"We hope to participate with them in a battle that they lead. They hold the banner and we stand alongside them as supporters," Gulbuddin Hekmatyar said in the tape.
A warlord allied with the Taliban, Hekmatyar was Afghanistan's prime minister from June 1993 to June 1994. His faction, the Hezb-e-Islami, helped end the Soviet occupation of Afghanistan. The Taliban chased him out of Kabul in 1996.
His group has been blamed for several recent attacks against U.S.-led coalition forces in Afghanistan.
Some 2,500 U.S. and Afghan soldiers have been waging a campaign for the past four weeks in rugged eastern Afghan terrain bordering Pakistan.
It is thought that the network of support that Hekmatyar commands in Afghanistan could shelter Bin Laden and other Al Qaeda leaders.
The Pakistani Interior Minister Aftab Khan Sherpao said last month he believed bin Laden and his number two, Ayman al-Zawahri, may be hiding in eastern Afghanistan near the Pakistani border. Parts of eastern Afghanistan are controlled by Hekmatyar.

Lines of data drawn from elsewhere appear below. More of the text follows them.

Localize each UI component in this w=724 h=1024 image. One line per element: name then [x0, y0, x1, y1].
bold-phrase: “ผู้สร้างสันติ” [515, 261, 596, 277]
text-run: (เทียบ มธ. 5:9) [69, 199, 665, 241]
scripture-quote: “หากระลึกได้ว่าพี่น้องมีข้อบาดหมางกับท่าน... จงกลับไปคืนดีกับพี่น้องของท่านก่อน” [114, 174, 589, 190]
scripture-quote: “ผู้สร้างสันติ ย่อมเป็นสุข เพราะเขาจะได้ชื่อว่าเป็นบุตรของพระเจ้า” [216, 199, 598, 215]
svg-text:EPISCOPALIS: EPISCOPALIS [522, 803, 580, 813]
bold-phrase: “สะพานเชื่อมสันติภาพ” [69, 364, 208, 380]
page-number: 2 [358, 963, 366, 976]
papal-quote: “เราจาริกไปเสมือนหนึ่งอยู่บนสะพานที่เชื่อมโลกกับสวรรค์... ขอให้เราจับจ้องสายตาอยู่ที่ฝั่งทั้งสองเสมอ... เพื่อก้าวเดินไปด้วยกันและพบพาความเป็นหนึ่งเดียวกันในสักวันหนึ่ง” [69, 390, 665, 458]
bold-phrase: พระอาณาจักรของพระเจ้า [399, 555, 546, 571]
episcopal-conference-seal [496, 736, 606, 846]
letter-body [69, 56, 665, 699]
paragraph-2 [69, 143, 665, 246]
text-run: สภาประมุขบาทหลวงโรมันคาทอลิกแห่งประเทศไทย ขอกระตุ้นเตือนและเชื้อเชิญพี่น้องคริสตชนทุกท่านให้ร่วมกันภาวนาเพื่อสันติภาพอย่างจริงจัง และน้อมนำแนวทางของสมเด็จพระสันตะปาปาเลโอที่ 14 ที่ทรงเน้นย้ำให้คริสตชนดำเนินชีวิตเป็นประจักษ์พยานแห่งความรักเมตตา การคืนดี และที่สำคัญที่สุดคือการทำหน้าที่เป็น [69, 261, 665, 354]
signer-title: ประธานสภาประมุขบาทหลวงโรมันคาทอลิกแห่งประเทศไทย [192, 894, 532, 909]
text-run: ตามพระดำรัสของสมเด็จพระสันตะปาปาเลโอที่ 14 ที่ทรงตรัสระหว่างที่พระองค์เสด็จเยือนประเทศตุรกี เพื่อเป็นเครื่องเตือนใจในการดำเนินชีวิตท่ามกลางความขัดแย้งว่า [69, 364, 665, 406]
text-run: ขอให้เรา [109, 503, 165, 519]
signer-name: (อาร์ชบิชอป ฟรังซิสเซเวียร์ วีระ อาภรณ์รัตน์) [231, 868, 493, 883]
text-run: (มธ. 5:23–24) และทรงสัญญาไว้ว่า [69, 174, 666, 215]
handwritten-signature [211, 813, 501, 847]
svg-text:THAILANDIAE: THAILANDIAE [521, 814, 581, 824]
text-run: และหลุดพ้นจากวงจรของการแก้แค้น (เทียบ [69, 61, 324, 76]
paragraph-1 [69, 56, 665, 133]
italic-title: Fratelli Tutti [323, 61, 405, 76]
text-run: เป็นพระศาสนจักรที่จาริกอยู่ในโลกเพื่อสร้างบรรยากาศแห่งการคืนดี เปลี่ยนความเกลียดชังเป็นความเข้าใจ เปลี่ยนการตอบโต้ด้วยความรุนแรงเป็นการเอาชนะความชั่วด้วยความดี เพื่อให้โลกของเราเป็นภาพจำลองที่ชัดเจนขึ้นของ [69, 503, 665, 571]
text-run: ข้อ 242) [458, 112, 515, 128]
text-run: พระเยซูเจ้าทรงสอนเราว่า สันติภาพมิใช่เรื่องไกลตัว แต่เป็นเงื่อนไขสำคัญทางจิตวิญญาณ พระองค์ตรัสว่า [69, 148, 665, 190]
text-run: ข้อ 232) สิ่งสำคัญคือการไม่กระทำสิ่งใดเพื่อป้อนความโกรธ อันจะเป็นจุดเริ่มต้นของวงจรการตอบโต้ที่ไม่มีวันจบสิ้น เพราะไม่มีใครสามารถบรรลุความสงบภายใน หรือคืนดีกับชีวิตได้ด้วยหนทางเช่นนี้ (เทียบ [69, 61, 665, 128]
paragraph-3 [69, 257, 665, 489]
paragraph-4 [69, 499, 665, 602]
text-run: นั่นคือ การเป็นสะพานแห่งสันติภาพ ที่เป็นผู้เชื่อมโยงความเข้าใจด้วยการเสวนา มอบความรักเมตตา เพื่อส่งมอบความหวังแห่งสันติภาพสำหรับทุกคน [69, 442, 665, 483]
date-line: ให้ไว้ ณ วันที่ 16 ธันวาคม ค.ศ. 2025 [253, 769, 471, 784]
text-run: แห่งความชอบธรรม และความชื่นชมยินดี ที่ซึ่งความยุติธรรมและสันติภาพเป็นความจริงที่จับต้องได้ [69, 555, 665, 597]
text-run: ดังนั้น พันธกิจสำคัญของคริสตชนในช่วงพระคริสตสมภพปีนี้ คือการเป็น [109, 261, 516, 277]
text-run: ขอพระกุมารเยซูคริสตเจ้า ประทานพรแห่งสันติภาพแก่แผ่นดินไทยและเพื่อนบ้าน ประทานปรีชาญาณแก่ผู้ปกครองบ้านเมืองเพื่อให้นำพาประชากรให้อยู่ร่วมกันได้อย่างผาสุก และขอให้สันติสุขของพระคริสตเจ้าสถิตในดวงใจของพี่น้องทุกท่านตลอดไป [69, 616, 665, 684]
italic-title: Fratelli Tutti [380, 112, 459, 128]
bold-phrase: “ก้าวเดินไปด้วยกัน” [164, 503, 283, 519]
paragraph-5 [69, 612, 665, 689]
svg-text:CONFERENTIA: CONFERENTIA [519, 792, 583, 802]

Thursday's tape appeared less than two weeks after three Al Qaeda leaders issued messages in quick succession.
Wearing a black turban, eyeglasses and sporting a long white and gray beard, Hekmatyar said: "If it weren't for the Pakistani and Iranian support, the Americans wouldn't have been able to occupy Afghanistan and Iraq as quickly and as easily."
Al-Jazeera did not say how it received the tape and it was not clear when it was made.
He spoke against a plain gray backdrop with an automatic rifle leaning against the wall beside him.
Hekmatyar has issued videotapes previously, but not since 2004.